Tanto más sorprendentes resultan estas visiones, cuanto más experiencia acumula uno con las respuestas a las novedades tecnológicas que muchos pacientes muestran en las unidades de Cuidados Intensivos. Aunque ambas visiones coinciden en que la biotecnología puede cambiar la naturaleza del hombre, nada dicen, en cambio, del hecho de que la evolución ha introducido en nuestra especie tal complejidad, que su adaptación a novedades biotecnológicas resulta, cuando menos, problemática. Las esperanzas redentoras de unos, y los temores apocalípticos de otros, no se sostienen más que con infinita imaginación. Creer que nos dirigimos a un futuro “posthumano” implica aceptar que nuestras herramientas e invenciones son lo suficientemente poderosas para mejorar el finísimo ajuste que gobierna el universo y la homeostasis de la vida. Pero la biotecnología se ve limitada, por una parte, como herramienta: el ser humano se construye en la inextricable interacción de su genoma con las contingencias del desarrollo y las asperezas que debe sortear en el camino de la vida; eso hace de su forma de sentir, pensar y actuar una singularidad en el inmenso panorama de la naturaleza. Así, los psicofármacos pueden amortiguar, cuando no anular, la respuesta emocional, sin embargo, no ayudan a comprender ni a resolver los problemas existenciales, lo que los convierte en una poderosa arma de evasión, capaz de descargar sus efectos nocivos en todo aquel que busca pulir las aristas más afiladas de la realidad. De ahí que la idea de manipular los sutiles desajustes del sistema nervioso para eliminar el dolor psíquico o modificar los rasgos de personalidad, y sin que eso cause daños a otro nivel, resulte una entelequia.

Por otra parte, la biotecnología está también limitada en sus fines morales. Estos fines están ligados a los sempiternos deseos naturales, lo que debería inclinarnos a esperar que toda forma de tecnología satisficiera deseos fundamentales, como preservar la vida, cuidar a los hijos, mejorar las formas de relacionarnos... Si proporcionan motivos para vivir, no se comprende que se acepte las aplicaciones de la biotecnología para rebajarlos o abolirlos. Las barreras tecnológicas cayeron no hace muchos años, cuando el científico chino He JianKui manipuló por su cuenta el genoma de la célula germinal humana.
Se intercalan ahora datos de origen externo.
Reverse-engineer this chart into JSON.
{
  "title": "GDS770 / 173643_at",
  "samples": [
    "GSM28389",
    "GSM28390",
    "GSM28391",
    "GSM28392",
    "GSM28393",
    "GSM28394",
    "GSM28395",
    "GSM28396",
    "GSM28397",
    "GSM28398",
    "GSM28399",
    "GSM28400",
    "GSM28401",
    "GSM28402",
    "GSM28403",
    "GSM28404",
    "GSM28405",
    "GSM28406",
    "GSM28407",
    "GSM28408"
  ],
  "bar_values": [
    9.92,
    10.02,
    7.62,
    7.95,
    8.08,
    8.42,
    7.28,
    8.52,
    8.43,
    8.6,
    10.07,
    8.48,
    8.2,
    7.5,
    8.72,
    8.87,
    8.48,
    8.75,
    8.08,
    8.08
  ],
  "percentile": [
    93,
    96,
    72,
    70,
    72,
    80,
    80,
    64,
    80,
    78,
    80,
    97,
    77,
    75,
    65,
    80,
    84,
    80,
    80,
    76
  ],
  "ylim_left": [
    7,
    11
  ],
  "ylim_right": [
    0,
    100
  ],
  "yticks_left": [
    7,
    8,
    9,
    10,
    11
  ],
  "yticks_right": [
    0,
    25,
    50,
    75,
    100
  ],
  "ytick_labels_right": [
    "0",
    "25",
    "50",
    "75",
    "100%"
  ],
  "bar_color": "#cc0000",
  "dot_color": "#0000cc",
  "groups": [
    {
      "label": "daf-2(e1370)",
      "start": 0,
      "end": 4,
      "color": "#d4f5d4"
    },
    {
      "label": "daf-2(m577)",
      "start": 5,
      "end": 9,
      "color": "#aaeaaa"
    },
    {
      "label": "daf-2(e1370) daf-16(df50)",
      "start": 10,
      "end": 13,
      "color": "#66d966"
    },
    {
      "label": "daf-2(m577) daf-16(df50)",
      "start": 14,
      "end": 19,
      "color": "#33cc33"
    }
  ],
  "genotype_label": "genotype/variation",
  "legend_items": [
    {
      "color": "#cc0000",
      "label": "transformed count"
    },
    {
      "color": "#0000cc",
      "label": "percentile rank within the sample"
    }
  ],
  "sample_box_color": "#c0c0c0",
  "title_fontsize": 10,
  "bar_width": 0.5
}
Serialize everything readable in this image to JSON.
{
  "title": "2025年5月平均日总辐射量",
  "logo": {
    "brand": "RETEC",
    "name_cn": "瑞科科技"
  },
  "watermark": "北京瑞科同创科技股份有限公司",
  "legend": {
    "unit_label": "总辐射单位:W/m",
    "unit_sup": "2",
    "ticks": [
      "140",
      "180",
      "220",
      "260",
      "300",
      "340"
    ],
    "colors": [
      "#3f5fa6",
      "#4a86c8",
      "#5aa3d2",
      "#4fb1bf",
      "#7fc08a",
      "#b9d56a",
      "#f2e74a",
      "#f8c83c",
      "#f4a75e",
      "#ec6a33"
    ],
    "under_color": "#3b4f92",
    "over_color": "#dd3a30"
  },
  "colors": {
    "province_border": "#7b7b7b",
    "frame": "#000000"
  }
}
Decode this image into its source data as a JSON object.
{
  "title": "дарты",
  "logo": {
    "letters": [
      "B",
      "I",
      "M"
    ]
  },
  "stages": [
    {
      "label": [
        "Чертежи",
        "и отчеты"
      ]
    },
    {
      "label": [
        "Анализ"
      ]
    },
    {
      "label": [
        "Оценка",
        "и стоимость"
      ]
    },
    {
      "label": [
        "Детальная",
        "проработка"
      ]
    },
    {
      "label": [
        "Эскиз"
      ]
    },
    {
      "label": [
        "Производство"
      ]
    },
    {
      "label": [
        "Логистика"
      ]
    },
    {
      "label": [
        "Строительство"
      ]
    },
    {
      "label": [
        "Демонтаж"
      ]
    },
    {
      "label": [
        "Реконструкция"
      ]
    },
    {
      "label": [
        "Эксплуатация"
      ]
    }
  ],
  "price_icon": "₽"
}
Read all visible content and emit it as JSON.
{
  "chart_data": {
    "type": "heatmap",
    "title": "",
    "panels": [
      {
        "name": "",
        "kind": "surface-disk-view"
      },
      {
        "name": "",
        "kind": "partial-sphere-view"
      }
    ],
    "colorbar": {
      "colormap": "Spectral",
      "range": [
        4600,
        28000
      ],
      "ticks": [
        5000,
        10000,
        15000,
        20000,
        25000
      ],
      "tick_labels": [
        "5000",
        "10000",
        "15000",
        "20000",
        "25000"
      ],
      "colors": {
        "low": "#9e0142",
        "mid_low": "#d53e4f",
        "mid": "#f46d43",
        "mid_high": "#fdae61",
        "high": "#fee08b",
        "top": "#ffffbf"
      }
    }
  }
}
Algunos han creído ver en esa tecnología la oportunidad para rebelarse y superar la propia naturaleza humana. Pero no parece razonable suponer que la mayoría esté dispuesta a transformarse en un ser distinto y con deseos diferentes. Los deseos humanos son tan viejos y están tan arraigados que no resulta obvio que puedan cambiar para siempre lo que somos. Ni siquiera tenemos evidencia de ningún tipo sobre la fuente de la eterna juventud. Una vez que el motor de la vida arranca, éste siembra en el organismo las semillas de su propia caducidad. Esperar que el ser humano se vuelva inmortal es tan inverosímil hoy como lo ha sido siempre. El hombre eterno, como culminación de la humanidad, del que tenemos única constancia, es el que relata Chesterton en su célebre ensayo con ese título. Porque el envejecimiento está controlado por innumerables genes que interactúan entre sí y con el ambiente, de manera muy compleja; eso impide eliminar los mecanismos genéticos del envejecimiento sin chamuscar otros procesos biológicos esenciales. Mejorar la esperanza de vida no es lo mismo que superar la barrera de duración máxima de la vida humana. Por último, es sorprendente que el conocimiento actual sobre el límite de la vida humana estuviera ya discretamente señalado en Génesis 6:3: “Y dijo Jehová: No contenderá mi espíritu con el hombre para siempre, porque él también es carne; mas serán sus días ciento veinte años”.